Malaria is caused by a parasite spread through the bite of infected mosquitoes. The World Health Organization, in its latest estimate, says the disease caused seven hundred eighty-one thousand deaths in two thousand nine. Most of those deaths were in children in Africa. Worldwide there were two hundred twenty-five million cases of malaria.

Both of these numbers represent improvements. In two thousand there were an estimated two hundred thirty-three million cases of malaria and almost a million deaths.

Malaria remains a major problem in Africa, but there have been some successes. Deaths in Rwanda, for example, have been reduced by sixty percent.

There are still no vaccines to prevent malaria. The main way for communities to control the disease is by controlling mosquitoes.

In a recent study, researchers in West Africa have shown that spraying insecticide indoors can greatly reduce malaria transmission.

The fight against malaria has two main targets: the parasite itself and the mosquito that carries the parasite. Insecticides target the mosquito. But over time the insects develop resistance to the chemicals. This has been happening with current mosquito killers, including chemicals known as pyrethroids.

Gil Germain Padonou and other researchers at the Center de Recherche Entomologique de Cotonou in Benin tested another insecticide. This one is called bendiocarb. They tested it with indoor spraying at sites throughout Benin.

There were fewer mosquito bites in homes sprayed with bendiocarb. More importantly, none of the three hundred fifty-thousand people who lived there got malaria-infected mosquito bites during the test.

Peter Hotez heads the American Society of Tropical Medicine and Hygiene, which published the research.

PETER HOTEZ: "And this is what this bendiocarb is all about, showing that it's efficacious -- at least in this setting in Benin, in a real, live field setting. So it provides a potentially good alternative where there's been high development of resistance to pyrethroids."

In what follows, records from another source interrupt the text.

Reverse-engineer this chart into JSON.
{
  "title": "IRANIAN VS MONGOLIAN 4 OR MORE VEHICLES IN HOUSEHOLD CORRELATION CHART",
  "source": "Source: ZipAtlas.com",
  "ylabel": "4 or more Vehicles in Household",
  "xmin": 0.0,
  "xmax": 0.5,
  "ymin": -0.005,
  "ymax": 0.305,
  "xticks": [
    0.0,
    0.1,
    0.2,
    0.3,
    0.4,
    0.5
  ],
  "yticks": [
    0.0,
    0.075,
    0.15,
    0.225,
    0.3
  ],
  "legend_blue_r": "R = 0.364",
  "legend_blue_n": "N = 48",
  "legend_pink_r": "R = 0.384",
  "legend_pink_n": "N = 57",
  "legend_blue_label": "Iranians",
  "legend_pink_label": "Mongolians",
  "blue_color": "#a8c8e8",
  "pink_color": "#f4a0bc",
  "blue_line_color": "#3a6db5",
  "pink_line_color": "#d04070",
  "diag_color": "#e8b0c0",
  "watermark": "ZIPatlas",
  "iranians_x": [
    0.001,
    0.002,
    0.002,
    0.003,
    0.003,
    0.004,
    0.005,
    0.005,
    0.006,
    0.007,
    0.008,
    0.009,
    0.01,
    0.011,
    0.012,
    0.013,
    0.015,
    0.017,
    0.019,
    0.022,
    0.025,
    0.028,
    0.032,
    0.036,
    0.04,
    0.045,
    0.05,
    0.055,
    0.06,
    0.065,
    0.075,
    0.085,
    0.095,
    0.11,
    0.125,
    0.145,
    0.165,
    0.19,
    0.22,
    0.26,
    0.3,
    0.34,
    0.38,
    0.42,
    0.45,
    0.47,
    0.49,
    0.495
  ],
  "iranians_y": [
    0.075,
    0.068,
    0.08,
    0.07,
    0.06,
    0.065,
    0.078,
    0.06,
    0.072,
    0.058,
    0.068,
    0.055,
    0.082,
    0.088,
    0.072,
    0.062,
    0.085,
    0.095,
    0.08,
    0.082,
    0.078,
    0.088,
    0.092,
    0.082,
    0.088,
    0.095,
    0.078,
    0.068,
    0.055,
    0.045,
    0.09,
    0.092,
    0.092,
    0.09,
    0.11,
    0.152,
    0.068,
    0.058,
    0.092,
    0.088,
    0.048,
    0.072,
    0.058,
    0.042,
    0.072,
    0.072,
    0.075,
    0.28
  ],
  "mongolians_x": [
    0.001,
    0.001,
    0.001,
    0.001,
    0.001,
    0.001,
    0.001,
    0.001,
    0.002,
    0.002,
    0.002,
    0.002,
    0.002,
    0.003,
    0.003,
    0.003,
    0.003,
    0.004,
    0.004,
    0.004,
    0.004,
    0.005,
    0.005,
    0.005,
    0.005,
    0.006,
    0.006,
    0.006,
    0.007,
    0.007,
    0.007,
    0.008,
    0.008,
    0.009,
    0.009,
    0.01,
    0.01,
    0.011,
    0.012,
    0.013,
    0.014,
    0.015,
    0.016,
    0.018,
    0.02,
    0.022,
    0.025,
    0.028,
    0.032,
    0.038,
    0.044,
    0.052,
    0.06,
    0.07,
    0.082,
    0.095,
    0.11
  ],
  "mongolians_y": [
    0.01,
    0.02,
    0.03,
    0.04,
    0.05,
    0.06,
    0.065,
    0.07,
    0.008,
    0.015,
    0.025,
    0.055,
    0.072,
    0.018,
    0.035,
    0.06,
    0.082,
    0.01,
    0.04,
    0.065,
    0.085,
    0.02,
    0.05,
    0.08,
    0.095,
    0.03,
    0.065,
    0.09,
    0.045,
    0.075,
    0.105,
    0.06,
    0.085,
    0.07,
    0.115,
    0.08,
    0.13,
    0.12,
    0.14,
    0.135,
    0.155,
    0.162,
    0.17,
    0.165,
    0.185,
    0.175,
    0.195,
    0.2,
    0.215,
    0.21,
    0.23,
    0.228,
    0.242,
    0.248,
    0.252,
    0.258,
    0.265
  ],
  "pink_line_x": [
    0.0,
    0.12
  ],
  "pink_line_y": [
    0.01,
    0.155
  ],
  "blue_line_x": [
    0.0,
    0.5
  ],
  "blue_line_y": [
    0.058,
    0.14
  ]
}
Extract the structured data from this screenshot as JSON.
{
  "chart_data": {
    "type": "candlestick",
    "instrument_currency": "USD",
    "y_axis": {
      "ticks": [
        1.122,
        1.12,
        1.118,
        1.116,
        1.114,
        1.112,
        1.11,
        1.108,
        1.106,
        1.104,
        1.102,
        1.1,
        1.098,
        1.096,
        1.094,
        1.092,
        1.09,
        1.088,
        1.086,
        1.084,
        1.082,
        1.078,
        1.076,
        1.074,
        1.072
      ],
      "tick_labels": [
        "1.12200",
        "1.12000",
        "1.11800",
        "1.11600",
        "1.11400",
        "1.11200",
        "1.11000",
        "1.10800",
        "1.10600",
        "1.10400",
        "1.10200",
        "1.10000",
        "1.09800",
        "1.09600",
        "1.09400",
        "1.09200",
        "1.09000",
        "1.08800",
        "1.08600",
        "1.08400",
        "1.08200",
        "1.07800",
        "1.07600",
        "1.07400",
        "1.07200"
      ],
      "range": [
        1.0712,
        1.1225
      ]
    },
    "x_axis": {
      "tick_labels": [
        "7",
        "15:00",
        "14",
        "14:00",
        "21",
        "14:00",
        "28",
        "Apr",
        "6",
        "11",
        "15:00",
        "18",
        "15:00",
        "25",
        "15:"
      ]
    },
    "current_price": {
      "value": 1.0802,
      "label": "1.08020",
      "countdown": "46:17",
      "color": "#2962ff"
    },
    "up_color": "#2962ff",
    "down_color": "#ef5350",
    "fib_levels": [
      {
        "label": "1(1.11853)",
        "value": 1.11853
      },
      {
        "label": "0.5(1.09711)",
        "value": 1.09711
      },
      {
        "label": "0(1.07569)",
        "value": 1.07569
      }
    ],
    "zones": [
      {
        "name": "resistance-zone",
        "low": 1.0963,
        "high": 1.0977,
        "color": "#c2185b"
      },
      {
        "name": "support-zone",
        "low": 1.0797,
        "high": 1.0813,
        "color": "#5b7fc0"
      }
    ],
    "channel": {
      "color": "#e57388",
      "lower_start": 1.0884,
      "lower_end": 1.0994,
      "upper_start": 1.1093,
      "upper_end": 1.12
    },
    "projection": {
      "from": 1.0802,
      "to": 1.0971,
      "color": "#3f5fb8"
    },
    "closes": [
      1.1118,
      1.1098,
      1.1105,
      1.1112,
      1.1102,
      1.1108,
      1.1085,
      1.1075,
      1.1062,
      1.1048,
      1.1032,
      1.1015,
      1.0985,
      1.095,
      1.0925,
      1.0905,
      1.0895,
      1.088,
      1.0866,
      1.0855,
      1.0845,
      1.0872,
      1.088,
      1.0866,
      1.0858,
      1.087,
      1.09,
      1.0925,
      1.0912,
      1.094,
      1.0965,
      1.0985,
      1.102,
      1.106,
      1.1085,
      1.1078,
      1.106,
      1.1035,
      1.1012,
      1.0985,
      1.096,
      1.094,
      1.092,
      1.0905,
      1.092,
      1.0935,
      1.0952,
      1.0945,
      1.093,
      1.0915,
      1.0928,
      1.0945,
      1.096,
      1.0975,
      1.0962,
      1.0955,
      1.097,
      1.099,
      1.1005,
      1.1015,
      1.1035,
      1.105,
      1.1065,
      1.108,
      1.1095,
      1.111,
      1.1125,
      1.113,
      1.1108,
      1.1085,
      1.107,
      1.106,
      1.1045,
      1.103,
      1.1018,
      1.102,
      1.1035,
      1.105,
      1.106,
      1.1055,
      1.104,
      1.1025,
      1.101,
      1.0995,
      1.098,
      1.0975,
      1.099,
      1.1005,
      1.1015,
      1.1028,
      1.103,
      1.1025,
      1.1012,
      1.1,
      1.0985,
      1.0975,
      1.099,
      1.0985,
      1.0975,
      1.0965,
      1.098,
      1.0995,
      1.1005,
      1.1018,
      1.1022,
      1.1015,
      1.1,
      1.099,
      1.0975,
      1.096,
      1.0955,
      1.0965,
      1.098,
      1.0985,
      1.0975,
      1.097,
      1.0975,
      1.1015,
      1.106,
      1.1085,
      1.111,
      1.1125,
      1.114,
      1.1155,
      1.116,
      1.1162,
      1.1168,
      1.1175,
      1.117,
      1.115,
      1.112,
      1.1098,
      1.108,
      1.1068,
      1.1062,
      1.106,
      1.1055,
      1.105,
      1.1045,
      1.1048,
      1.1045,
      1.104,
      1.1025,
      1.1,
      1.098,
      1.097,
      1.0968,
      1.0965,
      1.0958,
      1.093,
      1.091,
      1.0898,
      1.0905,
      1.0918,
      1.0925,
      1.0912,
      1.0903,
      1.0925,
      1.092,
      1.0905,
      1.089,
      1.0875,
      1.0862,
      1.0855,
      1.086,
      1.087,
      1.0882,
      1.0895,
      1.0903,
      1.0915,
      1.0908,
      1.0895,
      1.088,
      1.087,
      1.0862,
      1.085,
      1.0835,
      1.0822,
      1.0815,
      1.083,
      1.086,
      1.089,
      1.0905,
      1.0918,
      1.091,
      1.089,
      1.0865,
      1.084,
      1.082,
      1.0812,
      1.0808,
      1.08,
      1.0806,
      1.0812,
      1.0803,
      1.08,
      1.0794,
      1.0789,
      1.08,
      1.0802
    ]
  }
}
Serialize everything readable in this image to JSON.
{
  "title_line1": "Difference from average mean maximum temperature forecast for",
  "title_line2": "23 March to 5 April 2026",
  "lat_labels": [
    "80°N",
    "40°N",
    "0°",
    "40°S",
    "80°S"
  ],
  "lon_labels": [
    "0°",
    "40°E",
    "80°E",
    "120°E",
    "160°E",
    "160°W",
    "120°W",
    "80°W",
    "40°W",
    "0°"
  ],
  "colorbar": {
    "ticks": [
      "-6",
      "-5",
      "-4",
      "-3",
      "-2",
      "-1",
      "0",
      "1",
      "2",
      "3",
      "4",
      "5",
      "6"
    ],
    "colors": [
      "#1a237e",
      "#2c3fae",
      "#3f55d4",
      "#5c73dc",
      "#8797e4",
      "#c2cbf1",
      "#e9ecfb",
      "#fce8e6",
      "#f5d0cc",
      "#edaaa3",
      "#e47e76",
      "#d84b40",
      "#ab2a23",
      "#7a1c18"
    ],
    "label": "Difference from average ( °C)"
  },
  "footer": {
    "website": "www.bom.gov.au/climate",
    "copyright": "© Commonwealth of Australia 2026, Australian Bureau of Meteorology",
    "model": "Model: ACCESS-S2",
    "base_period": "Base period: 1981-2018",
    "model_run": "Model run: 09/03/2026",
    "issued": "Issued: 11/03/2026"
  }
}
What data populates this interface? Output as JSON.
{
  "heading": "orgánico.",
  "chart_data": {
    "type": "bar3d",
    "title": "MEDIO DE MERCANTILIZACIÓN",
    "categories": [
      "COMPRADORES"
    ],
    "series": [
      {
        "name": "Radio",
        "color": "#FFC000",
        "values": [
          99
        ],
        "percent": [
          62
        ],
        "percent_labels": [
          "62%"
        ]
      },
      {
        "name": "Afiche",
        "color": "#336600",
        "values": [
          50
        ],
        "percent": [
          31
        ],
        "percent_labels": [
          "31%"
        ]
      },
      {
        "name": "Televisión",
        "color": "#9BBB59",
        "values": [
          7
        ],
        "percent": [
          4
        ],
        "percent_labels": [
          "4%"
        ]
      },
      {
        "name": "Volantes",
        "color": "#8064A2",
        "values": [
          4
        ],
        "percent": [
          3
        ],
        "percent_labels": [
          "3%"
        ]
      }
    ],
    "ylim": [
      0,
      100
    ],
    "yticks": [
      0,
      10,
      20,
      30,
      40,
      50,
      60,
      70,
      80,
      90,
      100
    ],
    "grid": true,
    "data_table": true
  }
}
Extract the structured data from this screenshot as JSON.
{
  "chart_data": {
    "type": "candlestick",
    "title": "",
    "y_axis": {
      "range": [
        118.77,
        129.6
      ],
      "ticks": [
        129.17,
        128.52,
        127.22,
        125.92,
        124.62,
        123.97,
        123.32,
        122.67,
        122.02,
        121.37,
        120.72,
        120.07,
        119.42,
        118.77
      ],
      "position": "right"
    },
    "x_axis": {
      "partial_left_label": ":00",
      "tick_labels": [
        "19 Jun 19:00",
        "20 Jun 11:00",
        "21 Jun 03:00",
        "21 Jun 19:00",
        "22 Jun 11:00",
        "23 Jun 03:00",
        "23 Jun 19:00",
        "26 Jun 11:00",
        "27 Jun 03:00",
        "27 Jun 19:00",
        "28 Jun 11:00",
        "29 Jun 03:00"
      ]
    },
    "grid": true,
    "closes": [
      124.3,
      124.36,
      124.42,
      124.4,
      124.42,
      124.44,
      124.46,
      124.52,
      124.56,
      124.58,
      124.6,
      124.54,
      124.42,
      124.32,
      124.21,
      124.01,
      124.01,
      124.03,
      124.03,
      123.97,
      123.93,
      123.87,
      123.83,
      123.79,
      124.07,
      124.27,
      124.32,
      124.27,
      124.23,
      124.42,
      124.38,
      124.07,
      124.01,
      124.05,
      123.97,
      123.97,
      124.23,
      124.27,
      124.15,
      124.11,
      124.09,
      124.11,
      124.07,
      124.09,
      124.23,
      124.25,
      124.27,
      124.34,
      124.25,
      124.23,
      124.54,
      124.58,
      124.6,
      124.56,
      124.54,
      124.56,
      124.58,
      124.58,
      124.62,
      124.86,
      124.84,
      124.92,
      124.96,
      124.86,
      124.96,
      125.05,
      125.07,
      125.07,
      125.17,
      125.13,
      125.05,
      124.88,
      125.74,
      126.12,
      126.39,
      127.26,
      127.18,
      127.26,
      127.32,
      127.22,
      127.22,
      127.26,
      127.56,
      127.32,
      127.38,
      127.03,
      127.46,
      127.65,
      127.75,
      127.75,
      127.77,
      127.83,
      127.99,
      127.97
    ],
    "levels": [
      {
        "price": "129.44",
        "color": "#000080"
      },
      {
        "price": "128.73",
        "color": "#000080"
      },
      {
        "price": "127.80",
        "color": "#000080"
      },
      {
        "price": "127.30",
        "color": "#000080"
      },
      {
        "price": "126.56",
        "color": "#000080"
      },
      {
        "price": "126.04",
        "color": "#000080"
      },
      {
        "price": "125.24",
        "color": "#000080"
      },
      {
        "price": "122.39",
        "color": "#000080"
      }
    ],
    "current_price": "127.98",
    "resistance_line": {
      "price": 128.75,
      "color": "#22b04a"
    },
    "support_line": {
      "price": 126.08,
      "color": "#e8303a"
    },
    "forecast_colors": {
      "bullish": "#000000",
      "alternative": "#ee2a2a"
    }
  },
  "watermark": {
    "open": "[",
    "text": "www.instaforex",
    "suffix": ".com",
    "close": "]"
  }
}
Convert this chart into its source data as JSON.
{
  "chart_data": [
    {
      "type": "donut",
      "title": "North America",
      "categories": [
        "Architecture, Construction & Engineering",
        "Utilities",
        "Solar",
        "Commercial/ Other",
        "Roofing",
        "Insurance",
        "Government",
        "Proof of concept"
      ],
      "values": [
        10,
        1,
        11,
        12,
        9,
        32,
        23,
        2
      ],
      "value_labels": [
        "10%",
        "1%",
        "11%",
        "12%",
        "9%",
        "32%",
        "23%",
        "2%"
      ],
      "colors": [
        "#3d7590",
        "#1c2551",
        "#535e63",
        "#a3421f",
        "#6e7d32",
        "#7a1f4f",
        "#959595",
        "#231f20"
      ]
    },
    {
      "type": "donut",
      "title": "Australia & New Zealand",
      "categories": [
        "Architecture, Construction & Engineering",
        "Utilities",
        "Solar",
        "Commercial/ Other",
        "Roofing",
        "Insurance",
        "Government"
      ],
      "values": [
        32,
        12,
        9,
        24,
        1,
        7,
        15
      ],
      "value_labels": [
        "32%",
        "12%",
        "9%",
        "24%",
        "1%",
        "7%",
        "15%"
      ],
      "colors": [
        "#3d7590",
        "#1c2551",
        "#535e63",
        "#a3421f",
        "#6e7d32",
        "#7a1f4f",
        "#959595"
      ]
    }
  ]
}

Dr. Hotez says the effectiveness in the test does not mean all malaria programs should use bendiocarb, or that indoor spraying should be the only method used.

PETER HOTEZ: "When we think about a large-scale goal to take on malaria, it's not an either/or situation. We're going to have to throw multiple things out there in order to see what the optimal combination is to achieve control."

Bendiocarb is widely used against a number of different insects. The insecticide is considered relatively safe when used as directed. It has not been shown to cause cancer, and it passes quickly out of the bodies of humans and other mammals.

The study from Benin appears in the American Journal of Tropical Medicine and Hygiene.